Reverse inference goes the other way, from the brain data to a cognitive or emotional process. An experimenter might observe a change in the EEG signal and infer that this means the participant is paying more attention. Unfortunately, logically this doesn’t work. Nothing has been systematically manipulated or tested, so this is not a safe assumption. The signal change might be because a participant just thought about his boyfriend, or experienced an itch on her foot, or felt hungry, or any number of other possible things. There is no unique brain signature of any particular cognitive or emotional state that can be seen with current technology. Labelling a set of brain data as a signal of attention or anxiety based on previous experimental findings is similar to saying “tomatoes are red, this apple is red, therefore this apple is a tomato.” It’s plainly nonsense.

Neuromarketing studies are plagued by reverse inference. Do any of these doubts about the usefulness of this entire enterprise really matter? Judging by the current success of the marketing of EEG neuromarketing, it seems not. The clients who employ these researchers are rarely interested in the subtleties of what the results might mean; they care about loose concepts like “engagement” or “emotion” related to their products or TV commercials, and this is what the neuromarketers claim to deliver: science-y-looking graphs with wiggly lines that show (putatively) when people are pleased by a commercial and when they’re bored. Whether the data have any real value is a very debatable point, with some academic researchers questioning their usefulness and the practitioners staunchly defending their research techniques. There is currently very little data about whether EEG-derived measures actually have any effect in the real world (e.g., predict anything at all about buying decisions), and the tendency of these companies to keep their methods secret also hampers serious evaluation.

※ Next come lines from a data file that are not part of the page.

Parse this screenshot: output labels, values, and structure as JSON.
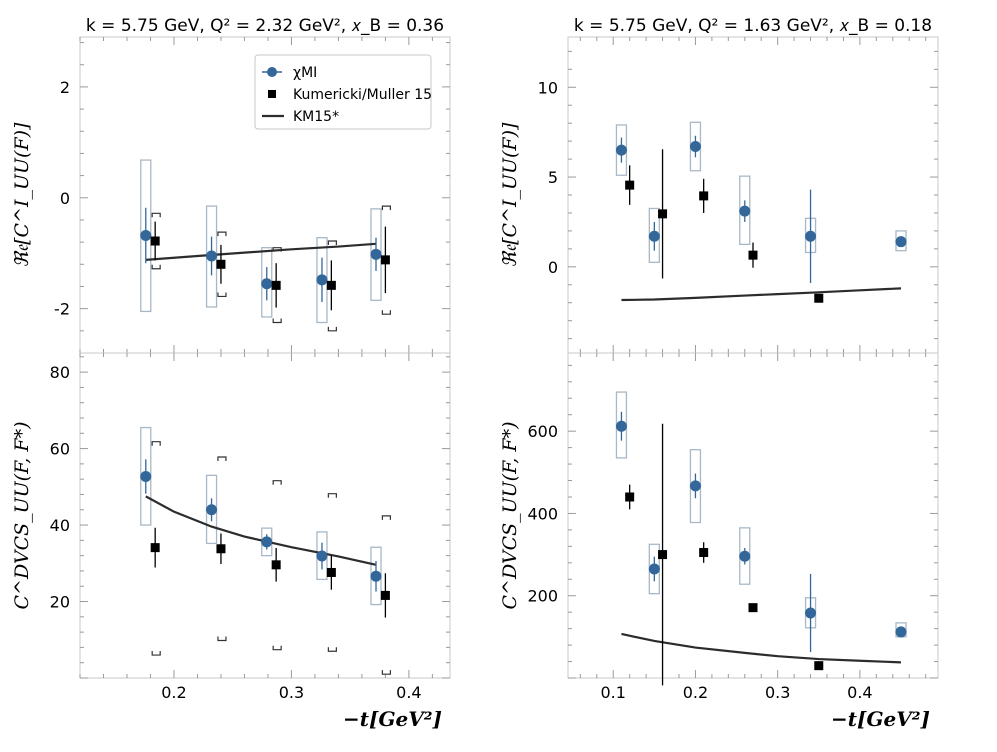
{
  "figure_colors": {
    "blue": "#33679a",
    "black": "#000000",
    "curve": "#2c2c2c",
    "box": "#a8b8c6",
    "bracket": "#333333"
  },
  "chart_data": [
    {
      "id": "top-left",
      "type": "scatter",
      "title": "k = 5.75 GeV, Q² = 2.32 GeV², 𝑥_B = 0.36",
      "ylabel": "ℜ𝔢[C^I_UU(F)]",
      "xlabel": "",
      "xlim": [
        0.12,
        0.435
      ],
      "ylim": [
        -2.8,
        2.9
      ],
      "xticks": [
        0.2,
        0.3,
        0.4
      ],
      "xtick_labels": [
        "",
        "",
        ""
      ],
      "yticks": [
        2,
        0,
        -2
      ],
      "ytick_labels": [
        "2",
        "0",
        "-2"
      ],
      "legend": {
        "position": "top-right",
        "entries": [
          {
            "label": "χMI",
            "marker": "circle"
          },
          {
            "label": "Kumericki/Muller 15",
            "marker": "square"
          },
          {
            "label": "KM15*",
            "marker": "line"
          }
        ]
      },
      "series": [
        {
          "name": "χMI",
          "x": [
            0.176,
            0.232,
            0.279,
            0.326,
            0.372
          ],
          "y": [
            -0.68,
            -1.05,
            -1.55,
            -1.48,
            -1.02
          ],
          "err": [
            0.5,
            0.35,
            0.3,
            0.4,
            0.3
          ],
          "box": [
            [
              -2.05,
              0.68
            ],
            [
              -1.97,
              -0.15
            ],
            [
              -2.15,
              -0.9
            ],
            [
              -2.25,
              -0.72
            ],
            [
              -1.85,
              -0.2
            ]
          ]
        },
        {
          "name": "Kumericki/Muller 15",
          "x": [
            0.184,
            0.24,
            0.287,
            0.334,
            0.38
          ],
          "y": [
            -0.78,
            -1.2,
            -1.58,
            -1.58,
            -1.12
          ],
          "err": [
            0.35,
            0.35,
            0.4,
            0.45,
            0.6
          ],
          "bracket": [
            [
              -1.28,
              -0.28
            ],
            [
              -1.78,
              -0.62
            ],
            [
              -2.25,
              -0.9
            ],
            [
              -2.4,
              -0.78
            ],
            [
              -2.1,
              -0.15
            ]
          ]
        },
        {
          "name": "KM15*",
          "x": [
            0.176,
            0.22,
            0.26,
            0.3,
            0.34,
            0.372
          ],
          "y": [
            -1.12,
            -1.05,
            -0.99,
            -0.93,
            -0.88,
            -0.83
          ]
        }
      ]
    },
    {
      "id": "top-right",
      "type": "scatter",
      "title": "k = 5.75 GeV, Q² = 1.63 GeV², 𝑥_B = 0.18",
      "ylabel": "ℜ𝔢[C^I_UU(F)]",
      "xlabel": "",
      "xlim": [
        0.045,
        0.495
      ],
      "ylim": [
        -4.8,
        12.8
      ],
      "xticks": [
        0.1,
        0.2,
        0.3,
        0.4
      ],
      "xtick_labels": [
        "",
        "",
        "",
        ""
      ],
      "yticks": [
        10,
        5,
        0
      ],
      "ytick_labels": [
        "10",
        "5",
        "0"
      ],
      "series": [
        {
          "name": "χMI",
          "x": [
            0.11,
            0.15,
            0.2,
            0.26,
            0.34,
            0.45
          ],
          "y": [
            6.5,
            1.7,
            6.7,
            3.1,
            1.7,
            1.4
          ],
          "err": [
            0.7,
            0.8,
            0.6,
            0.6,
            2.6,
            0
          ],
          "box": [
            [
              5.1,
              7.9
            ],
            [
              0.25,
              3.25
            ],
            [
              5.35,
              8.05
            ],
            [
              1.25,
              5.05
            ],
            [
              0.8,
              2.7
            ],
            [
              0.9,
              2.0
            ]
          ]
        },
        {
          "name": "Kumericki/Muller 15",
          "x": [
            0.12,
            0.16,
            0.21,
            0.27,
            0.35
          ],
          "y": [
            4.55,
            2.95,
            3.95,
            0.65,
            -1.75
          ],
          "err": [
            1.1,
            3.6,
            0.95,
            0.7,
            0
          ]
        },
        {
          "name": "KM15*",
          "x": [
            0.11,
            0.15,
            0.2,
            0.26,
            0.3,
            0.34,
            0.4,
            0.45
          ],
          "y": [
            -1.85,
            -1.82,
            -1.73,
            -1.6,
            -1.52,
            -1.44,
            -1.31,
            -1.2
          ]
        }
      ]
    },
    {
      "id": "bottom-left",
      "type": "scatter",
      "title": "",
      "ylabel": "C^DVCS_UU(F, F*)",
      "xlabel": "−t[GeV²]",
      "xlim": [
        0.12,
        0.435
      ],
      "ylim": [
        0,
        85
      ],
      "xticks": [
        0.2,
        0.3,
        0.4
      ],
      "xtick_labels": [
        "0.2",
        "0.3",
        "0.4"
      ],
      "yticks": [
        80,
        60,
        40,
        20
      ],
      "ytick_labels": [
        "80",
        "60",
        "40",
        "20"
      ],
      "series": [
        {
          "name": "χMI",
          "x": [
            0.176,
            0.232,
            0.279,
            0.326,
            0.372
          ],
          "y": [
            52.7,
            44.0,
            35.6,
            31.9,
            26.6
          ],
          "err": [
            4.5,
            3.0,
            2.0,
            3.5,
            4.0
          ],
          "box": [
            [
              40,
              65.5
            ],
            [
              35.2,
              53
            ],
            [
              32,
              39.2
            ],
            [
              25.8,
              38.2
            ],
            [
              19.2,
              34.2
            ]
          ]
        },
        {
          "name": "Kumericki/Muller 15",
          "x": [
            0.184,
            0.24,
            0.287,
            0.334,
            0.38
          ],
          "y": [
            34.1,
            33.8,
            29.6,
            27.6,
            21.6
          ],
          "err": [
            5.2,
            4.0,
            4.4,
            4.5,
            5.8
          ],
          "bracket": [
            [
              6.0,
              61.8
            ],
            [
              9.8,
              57.8
            ],
            [
              7.4,
              51.6
            ],
            [
              7.0,
              48.2
            ],
            [
              1.0,
              42.4
            ]
          ]
        },
        {
          "name": "KM15*",
          "x": [
            0.176,
            0.2,
            0.232,
            0.26,
            0.3,
            0.34,
            0.372
          ],
          "y": [
            47.5,
            43.5,
            39.6,
            37.0,
            34.2,
            31.8,
            29.6
          ]
        }
      ]
    },
    {
      "id": "bottom-right",
      "type": "scatter",
      "title": "",
      "ylabel": "C^DVCS_UU(F, F*)",
      "xlabel": "−t[GeV²]",
      "xlim": [
        0.045,
        0.495
      ],
      "ylim": [
        0,
        790
      ],
      "xticks": [
        0.1,
        0.2,
        0.3,
        0.4
      ],
      "xtick_labels": [
        "0.1",
        "0.2",
        "0.3",
        "0.4"
      ],
      "yticks": [
        600,
        400,
        200
      ],
      "ytick_labels": [
        "600",
        "400",
        "200"
      ],
      "series": [
        {
          "name": "χMI",
          "x": [
            0.11,
            0.15,
            0.2,
            0.26,
            0.34,
            0.45
          ],
          "y": [
            612,
            265,
            467,
            296,
            158,
            112
          ],
          "err": [
            35,
            30,
            30,
            20,
            95,
            0
          ],
          "box": [
            [
              535,
              695
            ],
            [
              205,
              325
            ],
            [
              378,
              555
            ],
            [
              228,
              365
            ],
            [
              122,
              195
            ],
            [
              100,
              134
            ]
          ]
        },
        {
          "name": "Kumericki/Muller 15",
          "x": [
            0.12,
            0.16,
            0.21,
            0.27,
            0.35
          ],
          "y": [
            440,
            300,
            305,
            171,
            30
          ],
          "err": [
            30,
            318,
            25,
            0,
            0
          ]
        },
        {
          "name": "KM15*",
          "x": [
            0.11,
            0.15,
            0.2,
            0.26,
            0.3,
            0.35,
            0.4,
            0.45
          ],
          "y": [
            107,
            90,
            74,
            61,
            53,
            46,
            42,
            38
          ]
        }
      ]
    }
  ]
}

Despite the new user-friendly EEG technology, performing brain research is still a difficult endeavour. The challenge (as it has always been) is to perform well-designed experiments that are as unambiguous in their interpretation and conclusions as possible. This is not a trivial matter, and will be true no matter what new technologies are available for studying the brain. In the mad rush to commercialize the new EEG technology, the neuromarketing researchers are currently gleefully painting over the logical and technical cracks in their methods with glossy results graphs and 3-D pie charts. Those considering using these new research methods for their latest advertising campaign would do well to heed the classic commercial advice: caveat emptor.